La reflexión sobre la literatura formó parte importante de la constitución de los Estados nacionales. Algunos autores pretendieron distinguir rasgos y características de la literatura en sus países, guiados por el sentimiento nacionalista y, en ocasiones, por teorías raciales.20 El problema al pensar en las literaturas nacionales se complica aún más cuando se dice que las literaturas en una misma lengua son nacionales, es decir, se distinguen por el lugar de nacimiento del autor. Las historias de las literaturas nacionales se escriben considerando categorías geográficas o lingüísticas, lo cual, de acuerdo con Wellek y Warren, es insuficiente para constituir una propuesta sólida, porque los límites territoriales trazados como tarea del Estado, como dice Bauman, no crean identidad. Con la crisis actual de los Estados nacionales modernos, la idea de una literatura nacional se ha complicado aún más. Las interrelaciones en el mundo globalizado, los préstamos e interferencias, desestabilizan la idea misma de literatura nacional.

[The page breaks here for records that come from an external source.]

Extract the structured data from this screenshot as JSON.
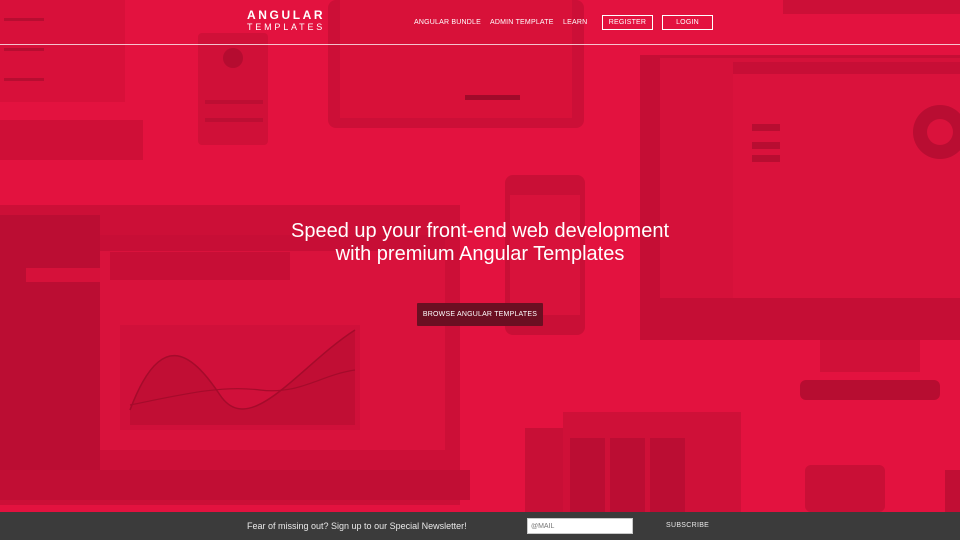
{
  "brand": {
    "line1": "ANGULAR",
    "line2": "TEMPLATES"
  },
  "nav": {
    "bundle": "ANGULAR BUNDLE",
    "admin": "ADMIN TEMPLATE",
    "learn": "LEARN",
    "register": "REGISTER",
    "login": "LOGIN"
  },
  "hero": {
    "title": "Speed up your front-end web development with premium Angular Templates",
    "button": "BROWSE ANGULAR TEMPLATES"
  },
  "newsletter": {
    "message": "Fear of missing out? Sign up to our Special Newsletter!",
    "email_placeholder": "@MAIL",
    "subscribe": "SUBSCRIBE"
  },
  "colors": {
    "hero_overlay": "#e3123f",
    "button_bg": "#6b0f22",
    "footer_bg": "#3b3b3b"
  }
}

Para hablar de la identidad personal recurriremos a los planteamientos de Paul Ricoeur. Este autor considera la identidad como una categoría de la práctica. Decir identidad de un individuo o de una comunidad es responder a la pregunta: ¿quién ha hecho esta acción?, ¿quién es el agente? Al tratar de contestar, acudimos al nombre propio, pero esto es insuficiente en sí mismo. La narración de la historia de una vida soporta el nombre propio. Es decir, para Ricoeur, la respuesta por la identidad es narrativa: “La historia narrada dice el quién de la acción. Por lo tanto, la propia identidad del quién no es más que una identidad narrativa”.21

La narración ayuda a salvar la antinomia de la identidad: o se presenta un sujeto idéntico a sí mismo en la diversidad de sus estados o se afirma que este sujeto no es más que una ilusión sustancialista. La identidad narrativa resuelve esta antinomia y permite aproximarnos a la identidad mediante la refiguración del tiempo. Esto quiere decir que somos capaces de reconocer al que habla —nosotros mismos u otro— a pesar de los cambios, del azar, de la contingencia, no porque conservamos un nombre, sino porque cuando hablamos de nosotros o alguien nos habla de sí mismo, narramos la historia de nuestra vida o parte de ella, realizando una síntesis de lo heterogéneo en el marco de un “pensamiento” o tema. Los relatos propios y ajenos nos permiten conocernos y recrear nuestro ser “temporalmente”. El relato apunta hacia la comprensión del sujeto no como realidad aislada, sino vinculada con el mundo.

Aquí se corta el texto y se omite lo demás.